Dianis & Williams-Cullins: Give back Virginia citizens’ right to vote
Mercedies Harris is a U.S. Marine Corps veteran who serves as the ordained minister of Friendship Church in Staunton. A husband and the caretaker for his special-needs stepson, he's a college student pursuing a bachelor's degree in psychology, and he volunteers as a substance abuse counselor. He is a model citizen, giving back to his community and caring for his family. Harris is also one of the more than 451,000 Virginians who have been permanently stripped of their right to vote because of a past felony conviction.
Convicted on two felony counts of drug distribution in 1989, Harris was released from prison in 2003 and long ago turned his life around. But despite having paid his debt to society for those past offenses, he is still barred from voting under an outdated Virginia law that disenfranchises citizens with felony convictions — forever.
Voting is the most fundamental right of American citizenship, but it is overtly denied to millions as a matter of course. A recent Sentencing Project study found that, in the 11 states that ban people from voting after they have completed their sentences, there are more than 2.6 million disenfranchised people. In Virginia, Alabama, Florida, Kentucky, Mississippi and Tennessee, for example, felon disenfranchisement affects an astounding 7 percent of the adult population. They're more strongly represented in areas with harsher voting prohibitions, such as Virginia — one of only four states in the country that goes to the extreme measure of permanently taking away the vote from individuals with felony convictions.
While, in Virginia, it is possible for individuals to have their voting rights restored through individual petitions approved by the governor, the application process is lengthy, burdensome and often marred by administrative error. If an application for rights restoration is rejected, the applicant must wait one year before trying again. But even if the governor approved one application an hour for 24 hours, 365 days a year, it would still take 51 years to restore everyone's rights. By contrast, in most other states the right to vote is automatically restored after a sentence is served.
By: Judith Browne Dianis & Vicki Williams-Cullins
The question remains — why does Virginia deny citizens who have served their time from exercising our nation's most foundational right? We don't require them to forfeit the right to practice their religion of choice, own property or marry; yet somehow participating in self-government after paying their debt is expressly withheld. Freedom and equality are rooted in our Declaration of Independence, but we don't apply these foundational values to everyone. Public opinion research shows that a majority of Americans see little sense in this, with 80 percent agreeing that voting rights should be restored to the 2.6 million people who are disenfranchised due to past felonies.
The 20 percent of Americans who see it differently may argue that withholding the right to vote from individuals convicted of a felony weeds out "criminals" from the electorate. But the truth is that most convicted felons have not committed violent crimes, such as rape or murder, and three out of every five felony convictions does not even lead to jail time. The imposition of lifetime bans from the voting booth simply serves no purpose beyond creating a caste system in which ex-offenders are forever relegated to second-class citizenship.

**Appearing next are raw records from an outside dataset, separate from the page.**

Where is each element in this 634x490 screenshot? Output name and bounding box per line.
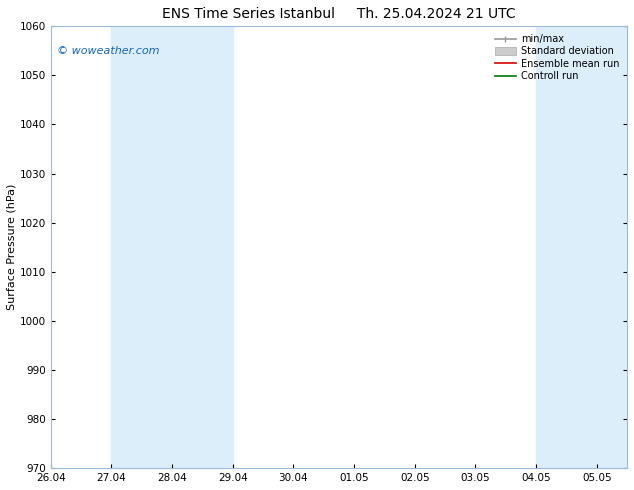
Text: © woweather.com: © woweather.com: [56, 46, 159, 56]
Title: ENS Time Series Istanbul     Th. 25.04.2024 21 UTC: ENS Time Series Istanbul Th. 25.04.2024 …: [162, 7, 515, 21]
Legend: min/max, Standard deviation, Ensemble mean run, Controll run: min/max, Standard deviation, Ensemble me…: [491, 31, 622, 84]
Bar: [536, 26, 627, 468]
Bar: [112, 26, 233, 468]
Y-axis label: Surface Pressure (hPa): Surface Pressure (hPa): [7, 184, 17, 311]
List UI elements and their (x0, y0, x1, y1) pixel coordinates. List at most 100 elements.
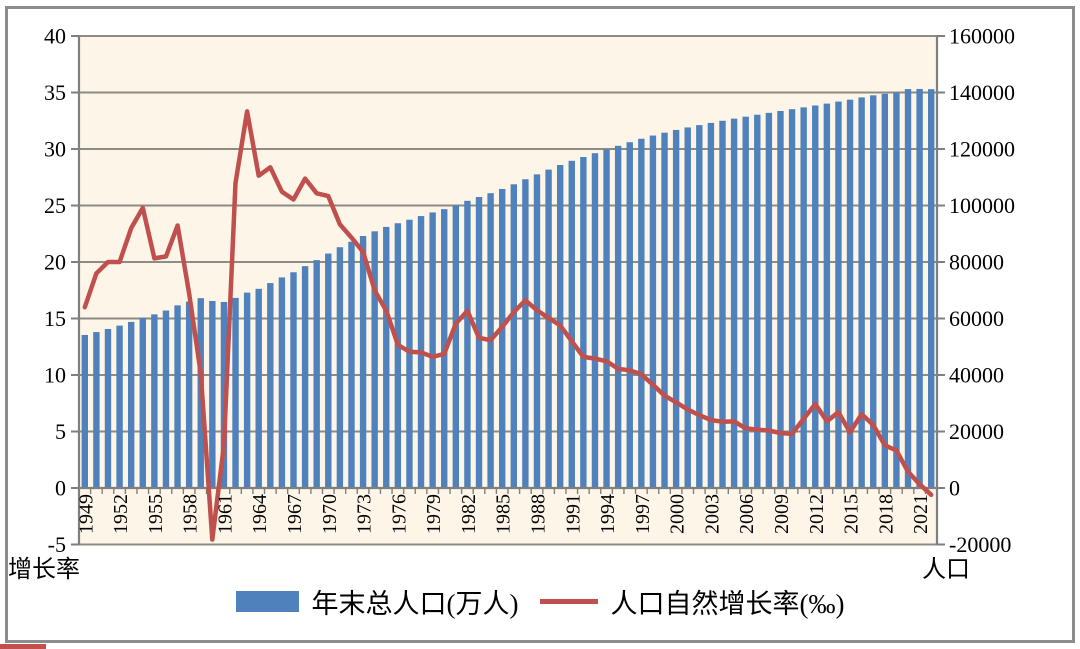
population-bar (788, 109, 796, 488)
population-bar (916, 88, 923, 489)
left-axis-title: 增长率 (8, 557, 80, 583)
population-bar (730, 118, 738, 488)
legend-bar-swatch (235, 591, 299, 612)
population-bar (162, 310, 170, 488)
population-bar (348, 241, 355, 488)
population-bar (870, 95, 877, 488)
population-bar (243, 292, 251, 488)
left-axis-tick-label: 20 (44, 250, 66, 275)
x-axis-year-label: 2006 (736, 494, 758, 534)
population-bar (661, 132, 668, 489)
x-axis-year-label: 2015 (841, 494, 863, 534)
population-bar (429, 212, 436, 488)
right-axis-tick-label: 0 (949, 476, 960, 501)
population-bar (313, 260, 320, 488)
x-axis-year-label: 2012 (806, 494, 828, 534)
population-bar (499, 188, 506, 488)
population-bar (301, 266, 309, 488)
legend-line-swatch (539, 599, 598, 604)
right-axis-tick-label: 20000 (949, 419, 1004, 444)
population-bar (928, 89, 935, 488)
right-axis-tick-label: 160000 (949, 24, 1015, 49)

As we get closer to November's presidential election, in which the two candidates have vastly different visions for the future of our country, it is shameful that hundreds of thousands of Virginia citizens will be silenced. The outcome of the race will have major implications for everything from the economy to health care to education — issues that affect ex-offenders as much as anyone else — and they ought to be allowed to participate.
There is hope, however, for turning around this injustice. Gov. Bob McDonnell, through executive order, has the authority to automatically restore voting rights to Virginians who have completed their sentences. We urge the commonwealth, and all Virginia citizens, to take a stand for this solution that not only reflects common sense, but truly upholds our nation's standing as the world's greatest democracy.
Mercedies Harris, for one, knows all too well the present alternative of remaining socially and politically isolated years after re-entering society. He works, has a family and pays taxes — but still doesn't have a voice in our democracy. In a letter sent to McDonnell in August, petitioning for the second time to have his civil rights restored, he pleaded: "I would ask that I be forgiven, and restored my rights, and be whole once again."